Posted on May 27th, 2007 - 8:35 pm - no comments

I’m getting really annoyed, as I bet almost 80% of Internet’s popullation is getting too, about those tests that’ll prove what kind of person you are and what people you get along with. It’s, as we can all say in different languages, a load of bullshit. I get utterly insulted everytime I actually tro do some of the tests ‘n shit.

What kind of person really needs to take theses tests to figure out what he/she needs in life? Shouldn’t they fucking know what their needs are instead of some computer generated nonsense? I can only imagine sad, pathetic losers who’ve got no job, no life and no friends, sitting around in a trendy internet cafè - drinking latte - doing thoses tests (on a serious level).

So I found this test, right, called “What Are The Keys To Your Heart?” on Blogthings. But since I don’t confirm with the different answers, I’ve come up with my own sheit. Check it:

1. The end of the world is near, and you have the power to save only one kind of animal. What do you save?
None. If I have the power, I’d want to make them prove their worth, for instance doing my laundry or my dishes. But since none of the listed animals are capable of actually doing this, I’d skin them and eat the lot.

2. You travel to Africa. When you visit a tribe, they insist you take a live animal as a souvenir. Which one will you choose?
The lion. If there’s one animal you’d want to take a walk with in the park, on a sunny day, it would be the King of Animals. Also I could make it eat so-called trendy chavs with their “designer dogs”.

3. You did something wrong. God punishes you by turning you into an animal of your choice. You decide to become a: (…)
Wrong. If I did something wrong, something that has a probability of zero, God would appraise me and send me a “Awesome Work, Mate”-card. And if he turned me into a Kung-Fu Hippo, would I complain? No, it’d fucking rule.

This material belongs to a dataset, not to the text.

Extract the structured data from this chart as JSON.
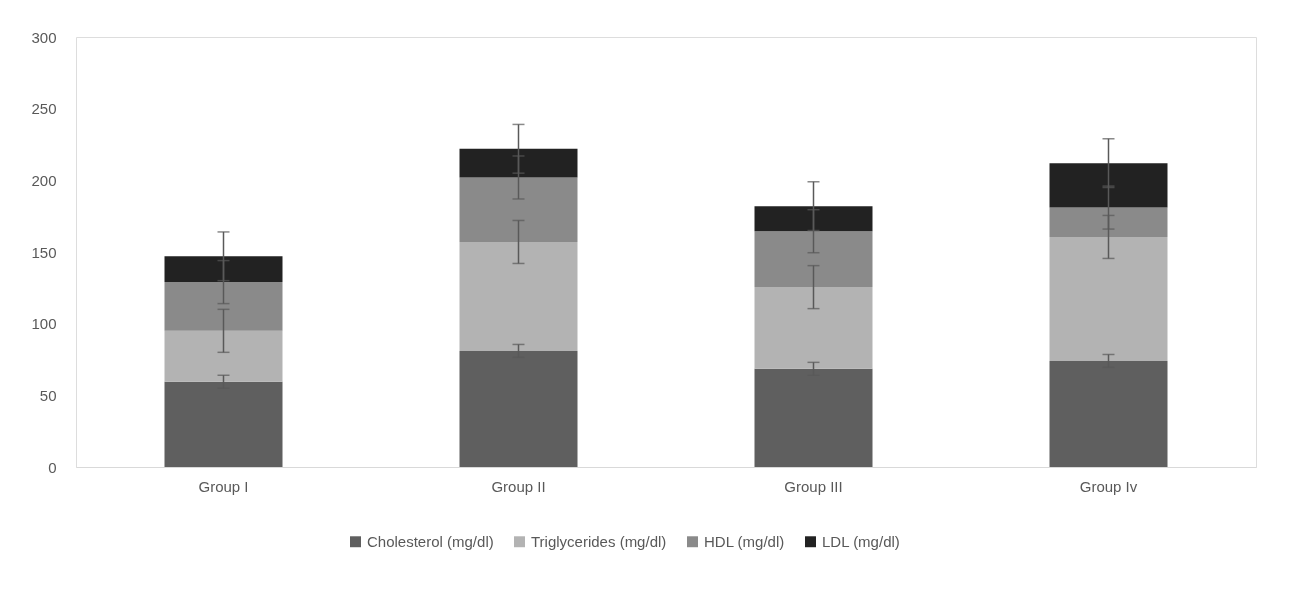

4. If you have the power to make one species disappear forever, which one will that be?
Oh please. I’ve listened to alot, let me emphazise alot, of Xfm-shows with Ricky Gervais, Stephen Merchant and Karl Pilkington. The answer is jellyfish. (Do we need ‘em?)

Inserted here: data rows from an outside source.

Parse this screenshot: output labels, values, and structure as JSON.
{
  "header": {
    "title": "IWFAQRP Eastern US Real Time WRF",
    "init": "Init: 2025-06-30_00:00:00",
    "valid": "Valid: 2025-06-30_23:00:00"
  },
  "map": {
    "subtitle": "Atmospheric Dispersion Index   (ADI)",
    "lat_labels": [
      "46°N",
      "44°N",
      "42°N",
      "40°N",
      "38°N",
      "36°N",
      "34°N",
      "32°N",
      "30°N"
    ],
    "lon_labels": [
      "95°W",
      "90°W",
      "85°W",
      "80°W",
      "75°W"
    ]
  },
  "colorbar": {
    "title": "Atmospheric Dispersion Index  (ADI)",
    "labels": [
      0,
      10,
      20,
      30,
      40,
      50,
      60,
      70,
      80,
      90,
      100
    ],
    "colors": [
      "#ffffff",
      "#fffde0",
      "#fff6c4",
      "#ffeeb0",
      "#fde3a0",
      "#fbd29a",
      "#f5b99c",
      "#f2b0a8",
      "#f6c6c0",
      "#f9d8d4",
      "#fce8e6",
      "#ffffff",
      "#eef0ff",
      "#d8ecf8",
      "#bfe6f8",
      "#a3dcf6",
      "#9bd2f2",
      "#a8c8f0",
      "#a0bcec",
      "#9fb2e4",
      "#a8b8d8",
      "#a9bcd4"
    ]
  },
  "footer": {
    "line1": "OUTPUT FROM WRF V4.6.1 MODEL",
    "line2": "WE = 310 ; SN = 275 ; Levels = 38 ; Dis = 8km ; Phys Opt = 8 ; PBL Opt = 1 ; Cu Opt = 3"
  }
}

5. If you someday met an animal that could speak in human language, you would want that animal to be a…
A gigantic Tyrannosaurus Rex. “That’s not an animal!”, you say, but then I counter your claims with “look missy, the whole thing is about if-if-if. If an animal could speak in human language, I don’t see why a dinosaur couldn’t be one.”. Then you shut up and re-think your life. I’d ask the Rex what the different plant-eating dinosaurus (veggisaurus) tastes like. Then I’d drop-kick it’s ass and cook it over open fire.

6. On an isolated island, you can only have an animal as you companion. You choose: (…)
A large boar, like this one. I’d make it get all fat ‘n cozy, kill it and have a great time with the mountains of bacon it’d make. Since the question didn’t explain anything else about the island, I’d assume that there’d be electricity and I’d have computer, television and gigantic sound system. What a life that would’ve been, eh?

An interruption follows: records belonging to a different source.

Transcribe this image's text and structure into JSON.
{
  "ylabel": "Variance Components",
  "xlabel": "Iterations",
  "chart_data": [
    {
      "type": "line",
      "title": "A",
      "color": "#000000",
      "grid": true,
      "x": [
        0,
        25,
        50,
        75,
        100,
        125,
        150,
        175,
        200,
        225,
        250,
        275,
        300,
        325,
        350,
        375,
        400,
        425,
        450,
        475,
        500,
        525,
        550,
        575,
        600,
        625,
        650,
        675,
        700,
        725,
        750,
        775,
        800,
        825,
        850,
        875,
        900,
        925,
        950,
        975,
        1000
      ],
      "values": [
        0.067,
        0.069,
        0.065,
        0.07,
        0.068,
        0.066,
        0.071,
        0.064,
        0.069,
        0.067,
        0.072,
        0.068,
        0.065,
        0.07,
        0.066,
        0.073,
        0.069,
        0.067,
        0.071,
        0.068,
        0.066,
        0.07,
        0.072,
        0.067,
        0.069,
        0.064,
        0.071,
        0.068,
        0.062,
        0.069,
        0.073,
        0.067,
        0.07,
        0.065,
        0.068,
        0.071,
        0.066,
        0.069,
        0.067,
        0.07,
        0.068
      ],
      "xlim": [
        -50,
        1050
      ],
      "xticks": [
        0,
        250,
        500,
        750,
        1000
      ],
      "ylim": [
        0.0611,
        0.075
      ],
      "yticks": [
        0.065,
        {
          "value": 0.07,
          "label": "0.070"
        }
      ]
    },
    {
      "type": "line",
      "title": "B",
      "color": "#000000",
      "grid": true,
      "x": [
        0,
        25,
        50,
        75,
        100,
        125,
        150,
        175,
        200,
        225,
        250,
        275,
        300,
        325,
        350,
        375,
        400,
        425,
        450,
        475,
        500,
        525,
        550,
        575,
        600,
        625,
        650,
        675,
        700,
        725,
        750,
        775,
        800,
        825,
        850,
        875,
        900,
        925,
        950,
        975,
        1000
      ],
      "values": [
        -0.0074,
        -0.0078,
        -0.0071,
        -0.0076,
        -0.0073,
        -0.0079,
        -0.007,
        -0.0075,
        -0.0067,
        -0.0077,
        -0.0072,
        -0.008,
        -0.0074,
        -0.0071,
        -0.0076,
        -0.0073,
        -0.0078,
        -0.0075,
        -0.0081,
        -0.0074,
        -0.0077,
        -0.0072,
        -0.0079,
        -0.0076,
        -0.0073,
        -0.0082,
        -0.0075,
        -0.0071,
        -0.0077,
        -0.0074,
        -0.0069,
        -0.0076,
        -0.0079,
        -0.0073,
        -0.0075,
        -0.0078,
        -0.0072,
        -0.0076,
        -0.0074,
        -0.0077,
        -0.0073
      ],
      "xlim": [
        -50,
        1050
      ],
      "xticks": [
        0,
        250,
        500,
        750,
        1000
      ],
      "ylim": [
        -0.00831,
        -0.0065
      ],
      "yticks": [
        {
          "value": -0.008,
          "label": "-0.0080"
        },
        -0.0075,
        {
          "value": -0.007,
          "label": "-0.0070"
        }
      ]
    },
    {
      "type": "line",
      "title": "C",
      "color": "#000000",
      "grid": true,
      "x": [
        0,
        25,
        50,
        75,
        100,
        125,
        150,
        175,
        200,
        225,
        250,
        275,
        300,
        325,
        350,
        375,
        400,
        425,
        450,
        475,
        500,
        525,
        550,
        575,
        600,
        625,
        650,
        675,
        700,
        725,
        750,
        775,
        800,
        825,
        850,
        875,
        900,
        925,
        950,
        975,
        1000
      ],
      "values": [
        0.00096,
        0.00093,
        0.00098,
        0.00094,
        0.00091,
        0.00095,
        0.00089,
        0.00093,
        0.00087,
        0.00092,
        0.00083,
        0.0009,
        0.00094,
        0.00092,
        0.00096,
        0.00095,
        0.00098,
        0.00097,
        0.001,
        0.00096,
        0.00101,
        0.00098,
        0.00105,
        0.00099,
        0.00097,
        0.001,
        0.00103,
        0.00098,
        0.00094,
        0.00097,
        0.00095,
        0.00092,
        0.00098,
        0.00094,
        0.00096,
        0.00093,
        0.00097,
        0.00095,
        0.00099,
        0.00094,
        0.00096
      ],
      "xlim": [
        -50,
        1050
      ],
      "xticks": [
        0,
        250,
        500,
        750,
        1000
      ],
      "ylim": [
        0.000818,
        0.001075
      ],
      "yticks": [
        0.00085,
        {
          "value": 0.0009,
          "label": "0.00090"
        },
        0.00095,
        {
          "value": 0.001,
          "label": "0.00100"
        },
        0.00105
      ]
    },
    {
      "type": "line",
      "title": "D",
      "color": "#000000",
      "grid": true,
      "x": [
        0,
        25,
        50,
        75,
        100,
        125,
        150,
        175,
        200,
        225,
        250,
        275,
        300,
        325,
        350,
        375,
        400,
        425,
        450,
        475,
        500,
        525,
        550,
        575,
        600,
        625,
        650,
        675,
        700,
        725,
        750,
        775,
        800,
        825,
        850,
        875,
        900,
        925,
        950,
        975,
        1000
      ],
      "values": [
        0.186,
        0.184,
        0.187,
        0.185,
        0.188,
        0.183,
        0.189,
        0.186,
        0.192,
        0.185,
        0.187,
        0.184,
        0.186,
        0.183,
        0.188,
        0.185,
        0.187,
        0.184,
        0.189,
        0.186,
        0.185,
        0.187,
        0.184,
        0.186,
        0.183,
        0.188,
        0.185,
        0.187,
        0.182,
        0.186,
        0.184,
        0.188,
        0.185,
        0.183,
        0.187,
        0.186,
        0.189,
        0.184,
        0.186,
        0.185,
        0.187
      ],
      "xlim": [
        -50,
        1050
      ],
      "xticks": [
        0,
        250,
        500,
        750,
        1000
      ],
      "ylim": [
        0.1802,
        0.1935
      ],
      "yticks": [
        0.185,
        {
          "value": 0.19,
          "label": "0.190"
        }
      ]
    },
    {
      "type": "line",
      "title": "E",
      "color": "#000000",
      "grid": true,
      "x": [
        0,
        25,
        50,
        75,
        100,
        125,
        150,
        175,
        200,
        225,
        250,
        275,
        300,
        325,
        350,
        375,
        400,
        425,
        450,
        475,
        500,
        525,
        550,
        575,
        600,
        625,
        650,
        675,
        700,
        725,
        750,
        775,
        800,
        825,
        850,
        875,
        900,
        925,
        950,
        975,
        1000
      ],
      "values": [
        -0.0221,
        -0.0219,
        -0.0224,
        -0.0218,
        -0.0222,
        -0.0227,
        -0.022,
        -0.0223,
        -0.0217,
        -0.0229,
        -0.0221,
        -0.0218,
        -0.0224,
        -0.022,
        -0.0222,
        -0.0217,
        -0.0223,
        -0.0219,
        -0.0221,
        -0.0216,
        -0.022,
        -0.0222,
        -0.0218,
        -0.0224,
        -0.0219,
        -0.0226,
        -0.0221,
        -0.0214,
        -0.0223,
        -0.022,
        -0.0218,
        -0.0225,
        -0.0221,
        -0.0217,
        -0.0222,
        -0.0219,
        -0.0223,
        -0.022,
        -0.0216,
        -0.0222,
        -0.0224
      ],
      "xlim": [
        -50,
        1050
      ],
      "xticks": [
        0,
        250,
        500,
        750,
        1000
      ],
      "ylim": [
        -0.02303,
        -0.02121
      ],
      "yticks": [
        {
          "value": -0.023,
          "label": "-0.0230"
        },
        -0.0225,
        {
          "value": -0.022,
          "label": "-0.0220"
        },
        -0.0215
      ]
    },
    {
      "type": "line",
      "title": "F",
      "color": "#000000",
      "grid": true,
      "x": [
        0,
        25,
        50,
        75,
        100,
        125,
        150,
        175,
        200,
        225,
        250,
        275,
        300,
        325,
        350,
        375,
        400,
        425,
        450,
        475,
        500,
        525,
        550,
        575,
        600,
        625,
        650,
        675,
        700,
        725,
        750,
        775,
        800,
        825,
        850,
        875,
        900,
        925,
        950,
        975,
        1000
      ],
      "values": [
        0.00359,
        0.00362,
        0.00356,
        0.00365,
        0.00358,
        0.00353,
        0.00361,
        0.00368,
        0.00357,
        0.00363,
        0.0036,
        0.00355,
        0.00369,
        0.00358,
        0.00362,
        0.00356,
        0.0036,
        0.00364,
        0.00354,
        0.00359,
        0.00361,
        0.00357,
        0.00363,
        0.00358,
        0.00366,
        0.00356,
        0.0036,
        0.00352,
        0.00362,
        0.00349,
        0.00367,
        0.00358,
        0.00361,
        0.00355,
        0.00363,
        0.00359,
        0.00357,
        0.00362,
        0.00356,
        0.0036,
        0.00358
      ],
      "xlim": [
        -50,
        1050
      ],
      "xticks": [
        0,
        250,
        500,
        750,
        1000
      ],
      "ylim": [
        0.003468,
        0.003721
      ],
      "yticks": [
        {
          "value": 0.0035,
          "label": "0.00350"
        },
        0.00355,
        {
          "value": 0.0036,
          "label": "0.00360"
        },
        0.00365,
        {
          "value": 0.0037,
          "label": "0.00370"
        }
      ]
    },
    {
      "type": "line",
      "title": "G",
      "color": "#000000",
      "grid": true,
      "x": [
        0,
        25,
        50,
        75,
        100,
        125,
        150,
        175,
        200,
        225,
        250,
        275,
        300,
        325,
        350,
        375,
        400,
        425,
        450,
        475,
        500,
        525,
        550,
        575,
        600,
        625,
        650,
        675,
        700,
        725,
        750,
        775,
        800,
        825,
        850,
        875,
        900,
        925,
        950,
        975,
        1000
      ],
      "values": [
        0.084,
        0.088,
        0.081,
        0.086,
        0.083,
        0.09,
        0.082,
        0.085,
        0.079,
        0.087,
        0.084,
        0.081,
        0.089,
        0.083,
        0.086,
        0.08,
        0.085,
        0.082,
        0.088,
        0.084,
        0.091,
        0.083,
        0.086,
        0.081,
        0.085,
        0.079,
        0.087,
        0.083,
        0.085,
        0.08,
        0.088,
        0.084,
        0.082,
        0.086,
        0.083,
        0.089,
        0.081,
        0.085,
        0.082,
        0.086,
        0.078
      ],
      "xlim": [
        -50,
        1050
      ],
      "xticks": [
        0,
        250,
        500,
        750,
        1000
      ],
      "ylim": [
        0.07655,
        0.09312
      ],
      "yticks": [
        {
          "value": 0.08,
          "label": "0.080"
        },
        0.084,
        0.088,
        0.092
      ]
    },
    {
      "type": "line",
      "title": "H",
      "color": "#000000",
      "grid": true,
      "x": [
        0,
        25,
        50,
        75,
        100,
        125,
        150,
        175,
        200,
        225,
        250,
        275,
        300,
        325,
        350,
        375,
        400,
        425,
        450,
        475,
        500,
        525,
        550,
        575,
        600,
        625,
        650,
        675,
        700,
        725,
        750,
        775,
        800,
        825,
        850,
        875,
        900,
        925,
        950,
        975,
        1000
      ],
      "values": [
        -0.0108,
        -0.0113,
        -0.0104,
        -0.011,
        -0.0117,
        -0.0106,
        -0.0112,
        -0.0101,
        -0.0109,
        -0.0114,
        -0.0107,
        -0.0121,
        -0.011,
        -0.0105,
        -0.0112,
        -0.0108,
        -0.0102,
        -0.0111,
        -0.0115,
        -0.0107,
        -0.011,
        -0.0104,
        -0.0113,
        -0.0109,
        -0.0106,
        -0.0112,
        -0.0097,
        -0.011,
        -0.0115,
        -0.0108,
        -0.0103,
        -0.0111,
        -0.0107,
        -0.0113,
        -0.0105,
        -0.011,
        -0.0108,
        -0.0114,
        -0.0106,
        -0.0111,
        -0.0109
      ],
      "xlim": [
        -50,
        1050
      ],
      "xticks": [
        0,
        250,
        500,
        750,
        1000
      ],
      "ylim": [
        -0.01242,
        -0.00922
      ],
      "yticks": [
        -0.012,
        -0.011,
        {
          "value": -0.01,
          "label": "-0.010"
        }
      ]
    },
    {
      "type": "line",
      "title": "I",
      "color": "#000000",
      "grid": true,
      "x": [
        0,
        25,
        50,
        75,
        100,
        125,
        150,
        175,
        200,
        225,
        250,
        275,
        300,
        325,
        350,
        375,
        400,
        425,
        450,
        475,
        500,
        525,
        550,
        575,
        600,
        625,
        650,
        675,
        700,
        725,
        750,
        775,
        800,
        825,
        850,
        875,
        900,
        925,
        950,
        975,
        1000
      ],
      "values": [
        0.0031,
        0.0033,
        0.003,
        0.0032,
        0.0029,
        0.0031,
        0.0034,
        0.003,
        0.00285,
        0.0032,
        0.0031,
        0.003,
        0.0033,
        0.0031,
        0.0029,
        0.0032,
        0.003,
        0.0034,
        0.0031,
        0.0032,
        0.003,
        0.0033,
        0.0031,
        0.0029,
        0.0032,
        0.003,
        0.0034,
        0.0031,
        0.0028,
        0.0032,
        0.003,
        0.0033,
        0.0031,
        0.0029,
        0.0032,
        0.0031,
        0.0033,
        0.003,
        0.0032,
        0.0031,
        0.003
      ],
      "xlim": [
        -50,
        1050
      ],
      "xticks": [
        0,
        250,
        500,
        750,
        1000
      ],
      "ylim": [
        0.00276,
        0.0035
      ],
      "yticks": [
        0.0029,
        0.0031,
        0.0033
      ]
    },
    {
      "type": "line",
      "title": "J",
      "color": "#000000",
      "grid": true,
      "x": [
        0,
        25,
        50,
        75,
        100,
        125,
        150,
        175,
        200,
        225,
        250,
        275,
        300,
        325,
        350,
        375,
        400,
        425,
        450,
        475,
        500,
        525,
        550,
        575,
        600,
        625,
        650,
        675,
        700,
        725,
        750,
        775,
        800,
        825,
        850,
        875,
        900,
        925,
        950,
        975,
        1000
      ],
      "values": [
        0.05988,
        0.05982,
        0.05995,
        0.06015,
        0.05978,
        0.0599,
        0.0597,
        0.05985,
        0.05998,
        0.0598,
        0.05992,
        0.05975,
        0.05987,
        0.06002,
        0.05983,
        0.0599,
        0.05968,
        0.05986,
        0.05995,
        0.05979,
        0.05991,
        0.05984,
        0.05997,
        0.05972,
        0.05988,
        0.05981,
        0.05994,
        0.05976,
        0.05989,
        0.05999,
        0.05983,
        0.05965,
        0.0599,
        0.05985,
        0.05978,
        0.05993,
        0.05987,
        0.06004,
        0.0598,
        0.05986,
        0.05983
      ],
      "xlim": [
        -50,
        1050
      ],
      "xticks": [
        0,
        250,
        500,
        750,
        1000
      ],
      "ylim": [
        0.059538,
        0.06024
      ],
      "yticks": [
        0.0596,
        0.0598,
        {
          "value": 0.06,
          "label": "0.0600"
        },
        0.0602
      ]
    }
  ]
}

7. If you had the power to tame all kinds of animals, you’ll choose what kind of animal to be your pet?
A lion. See question 2 for more information. Next please!

8. If you could be an animal for 5 minutes, which one you would like to be?
I’d be me, of course. I am an animal, driven by sexual lusts, necessity for food and shelter and the intellectual mind derived from comic books ‘n movies. Heck, I’m me all the time so I’ll just ignore the question.

The Result:
You are a man. Can I marry you, even though this is a generated script and I have no capabilities of pleasing you in any physical way? Please?

So there you have it. I am a man. Now I need to get my laundry and dishes done, and I’ll be back to write about the amazing chipmusic-gig I went to on last Friday. Cheers.